Eugenio Schimdhauser
Au-delà du Malcantone
16.03 –12.10.2025
Sous le commissariat de
Gianmarco Talamona e
Ludovica Introini
Introduction
Eugenio Schmidhauser et le Malcantone. Un binôme remontant au début du XXe siècle, lorsque le photographe thurgovien commence à photographier les villages, la nature et les habitants de la région de Lugano dans le sillage de Rudolf Fastenrath, un riche Allemand qui le prendra sous son aile et qui exercera sur lui une grande influence.
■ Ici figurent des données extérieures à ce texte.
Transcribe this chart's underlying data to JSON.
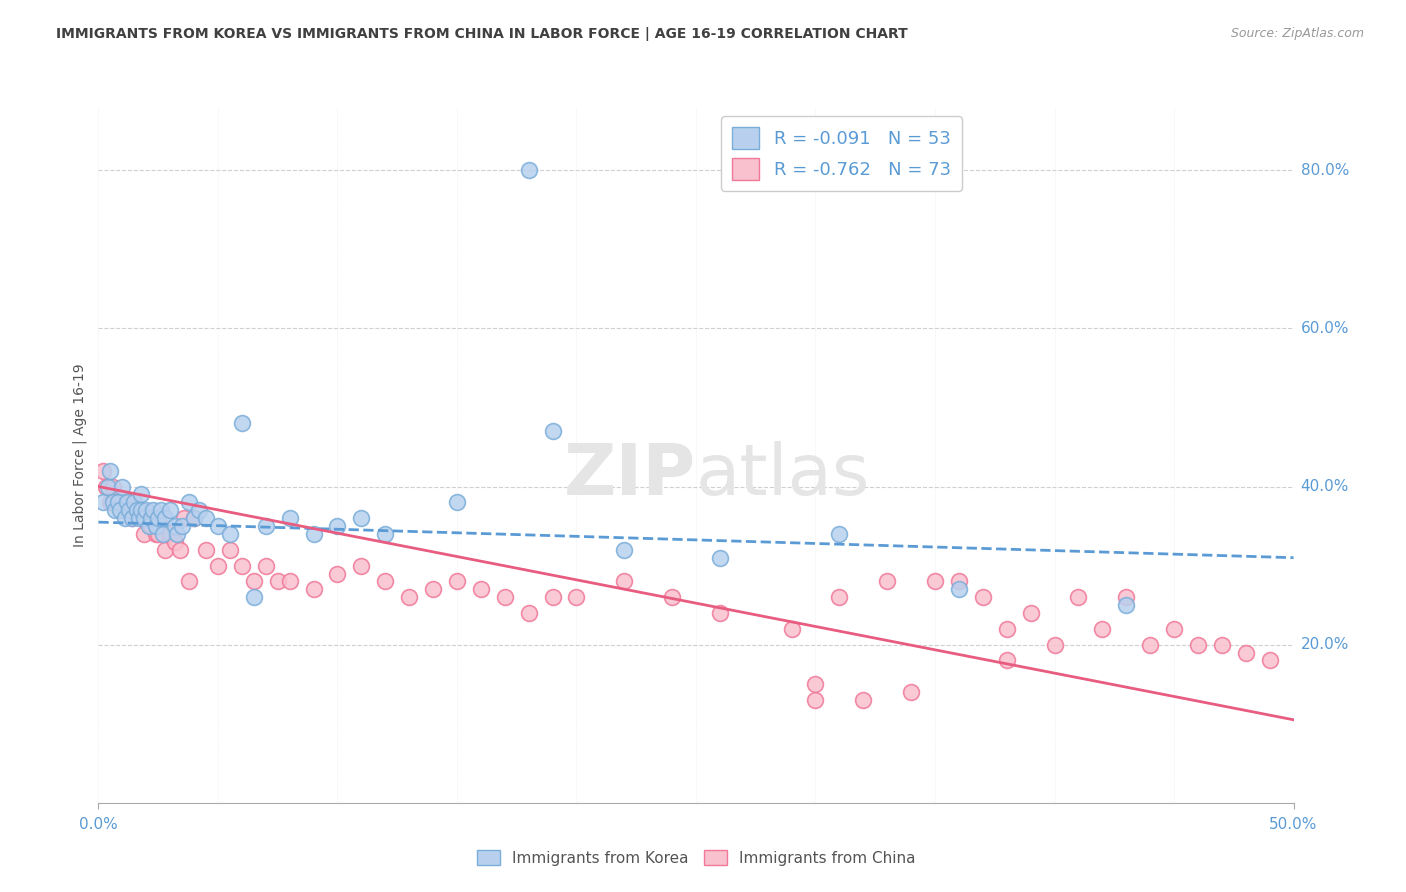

Les photographies tessinoises de Schmidhauser s’insèrent dans les projets touristiques de Fastenrath, qui s’installe à Magliaso et y ouvre un office de tourisme. À partir des clichés pris par Schmidhauser dans le Malcantone et dans quelques autres localités de la région de Lugano, sera produite une série de cartes postales très diffusée qui contribuera à faire connaître notre territoire au-delà du Gothard. En 1906, ses photographies illustrent Fröhliches Volk im Tessin (Joyeux peuple du Tessin), un recueil de douze poèmes dédiés par Fastenrath à autant de figures typiquement tessinoises. Parfois caricaturaux, les clichés de Schmidhauser ont constitué l’un des socles sur lesquels s’est construite l’imagerie touristique du territoire tessinois, une imagerie de soleil, de simplicité et de bonne humeur.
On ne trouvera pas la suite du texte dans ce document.